A co-worker just helped her mother move into a seniors-only apartment complex that offers central dining and recreational facilities, and services like shuttle busses to shopping etc, without any of the medical-related care. Her mother had been living with my co-worker and was reluctant to move, but she now likes the place and is socializing with the other residents.
 
At our facitlity you can renovate the place to suit your needs--carpets/floors, paint, etc.

Another thing about our community is that it really keeps residents involved. We have committees that residents can join to help out to improve things or voice concerns or kudos for staff, etc. We have one committee that helps invite new residents to be more social by sitting at the "friendship table" at dinner to meet other residents (the table fits 8 and is sponsored by an active member of the community who will invite a few new residents as well as their friends).
 
Another thing my community has done in the past year or so....

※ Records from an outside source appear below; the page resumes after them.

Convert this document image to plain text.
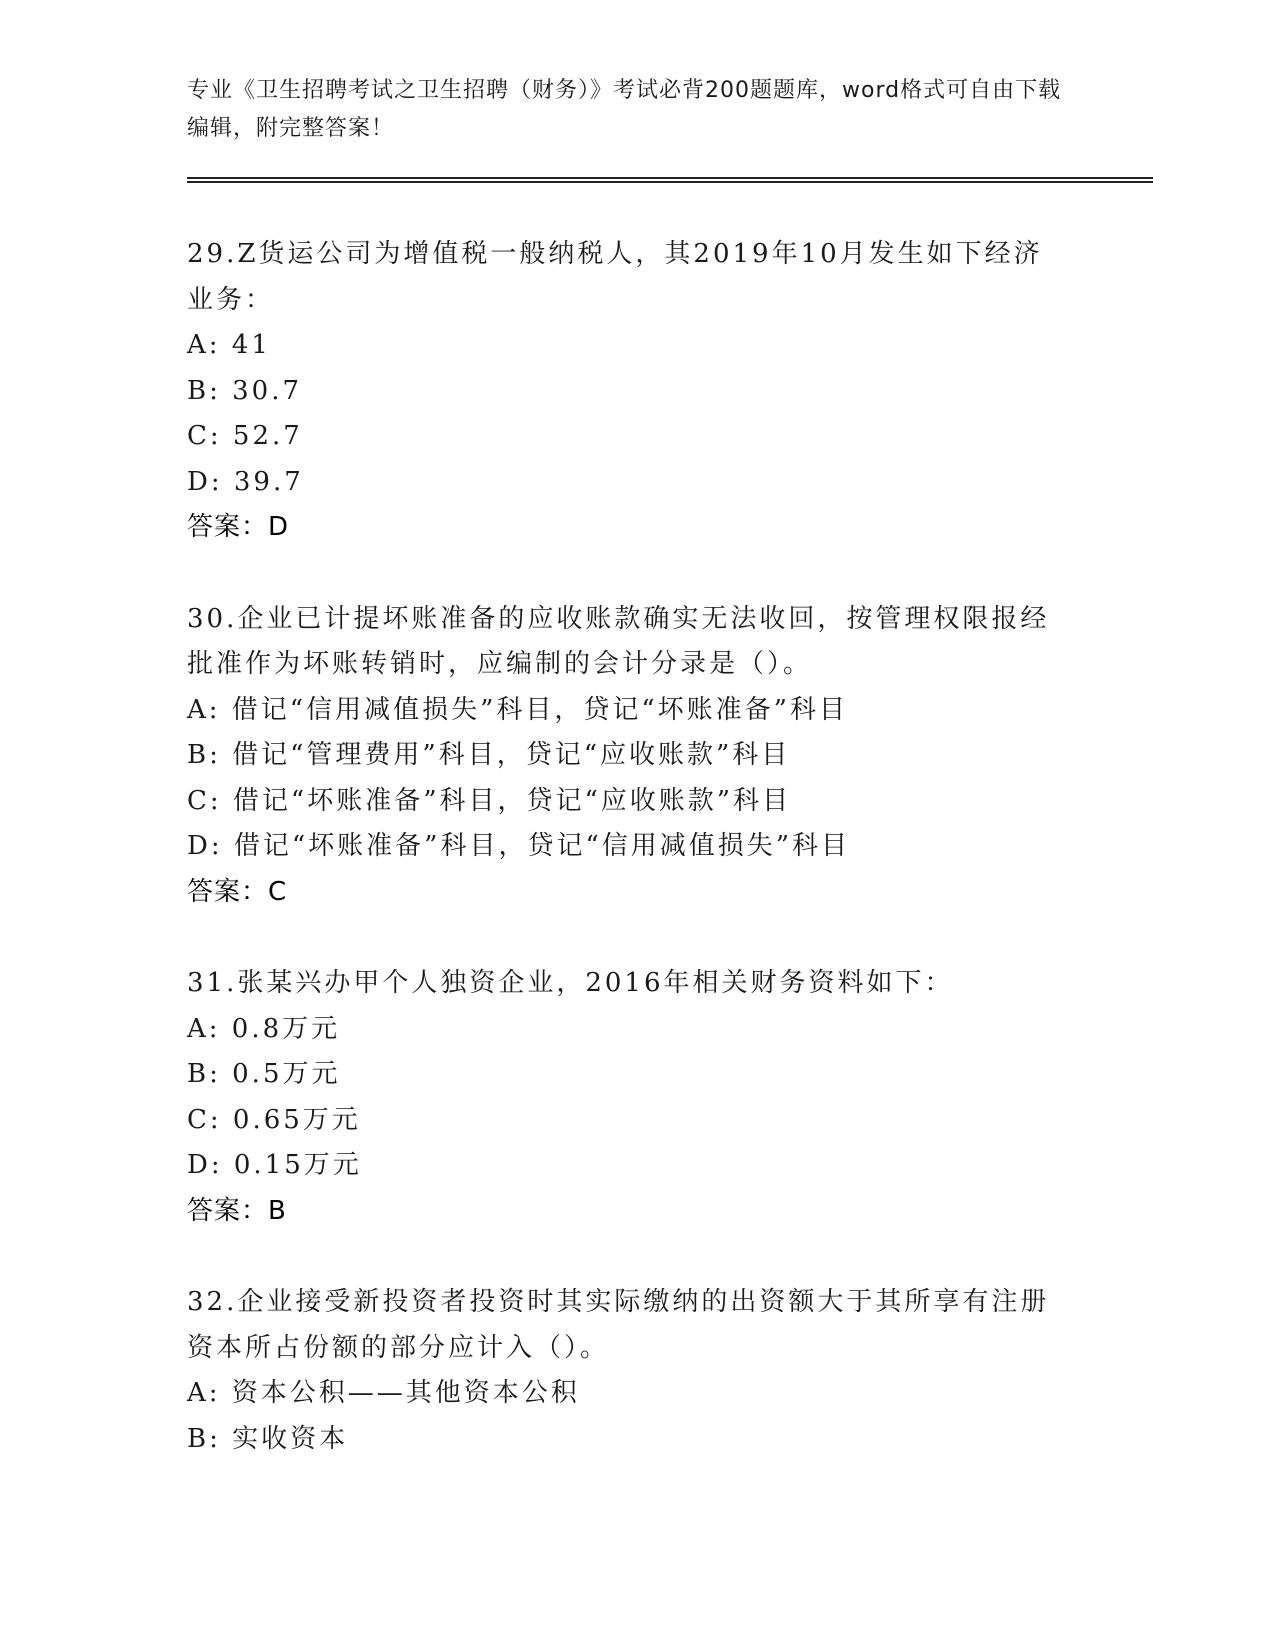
专业《卫生招聘考试之卫生招聘（财务）》考试必背200题题库，word格式可自由下载编辑，附完整答案！

29.Z货运公司为增值税一般纳税人，其2019年10月发生如下经济业务：

A: 41

B: 30.7

C: 52.7

D: 39.7

答案：D

30.企业已计提坏账准备的应收账款确实无法收回，按管理权限报经批准作为坏账转销时，应编制的会计分录是（）。

A: 借记“信用减值损失”科目，贷记“坏账准备”科目

B: 借记“管理费用”科目，贷记“应收账款”科目

C: 借记“坏账准备”科目，贷记“应收账款”科目

D: 借记“坏账准备”科目，贷记“信用减值损失”科目

答案：C

31.张某兴办甲个人独资企业，2016年相关财务资料如下：

A: 0.8万元

B: 0.5万元

C: 0.65万元

D: 0.15万元

答案：B

32.企业接受新投资者投资时其实际缴纳的出资额大于其所享有注册资本所占份额的部分应计入（）。

A: 资本公积——其他资本公积

B: 实收资本
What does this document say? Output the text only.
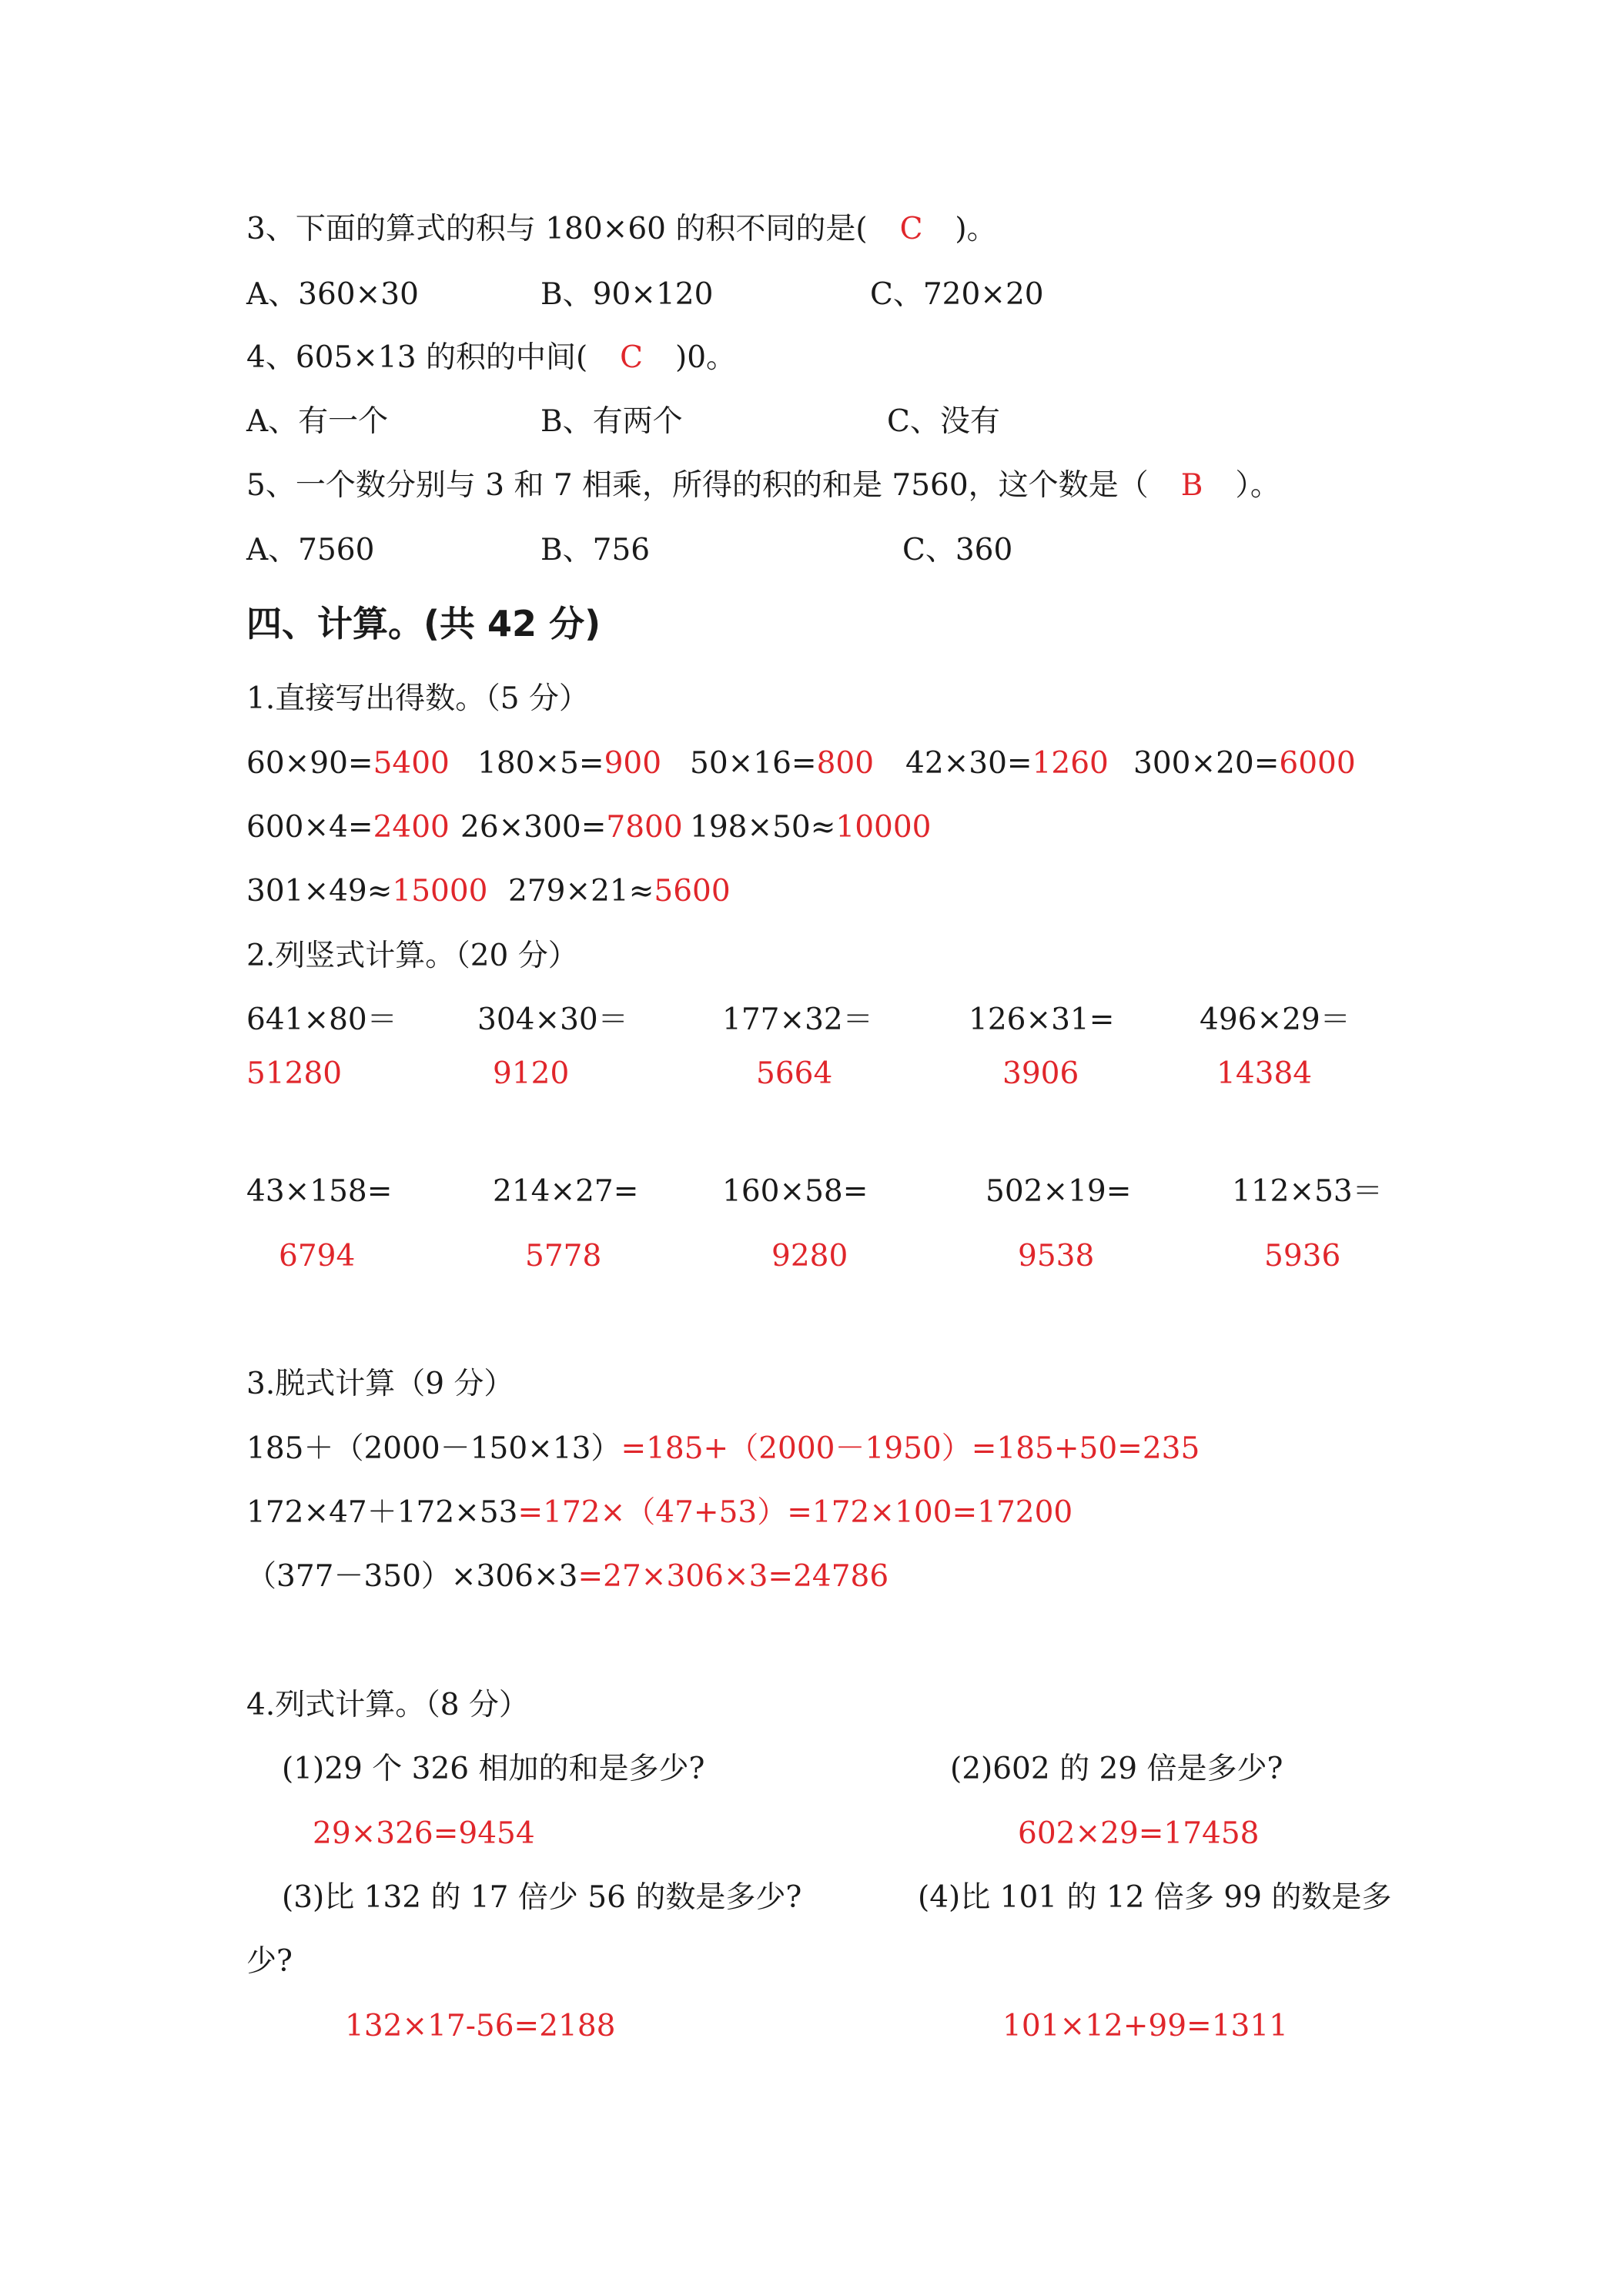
3、下面的算式的积与 180×60 的积不同的是( C )。
A、360×30	B、90×120	C、720×20
4、605×13 的积的中间( C )0。
A、有一个	B、有两个	C、没有
5、一个数分别与 3 和 7 相乘，所得的积的和是 7560，这个数是（ B ）。
A、7560	B、756	C、360
四、计算。(共 42 分)
1.直接写出得数。（5 分）
60×90=5400 180×5=900 50×16=800 42×30=1260 300×20=6000
600×4=2400 26×300=7800 198×50≈10000
301×49≈15000 279×21≈5600
2.列竖式计算。（20 分）
641×80＝	304×30＝	177×32＝	126×31=	496×29＝
51280	9120	5664	3906	14384
43×158=	214×27=	160×58=	502×19=	112×53＝
6794	5778	9280	9538	5936
3.脱式计算（9 分）
185＋（2000－150×13）=185+（2000－1950）=185+50=235
172×47＋172×53=172×（47+53）=172×100=17200
（377－350）×306×3=27×306×3=24786
4.列式计算。（8 分）
(1)29 个 326 相加的和是多少?	(2)602 的 29 倍是多少?
29×326=9454	602×29=17458
(3)比 132 的 17 倍少 56 的数是多少?	(4)比 101 的 12 倍多 99 的数是多
少?
132×17-56=2188	101×12+99=1311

One of the residents jokingly said one day in one of the committees that the residents should do a male only "nudie" calendar. He passed away shortly after and the members of the community decided to honor him and put out a calendar to benefit the fire/rescue squad that services our community. We were in the press for it and everything...they were in a parade at the beach, and are nominated/won for a national award. Those male residents were like rockstars for a bit--doing autograph signings in their robes---it was pretty awesome.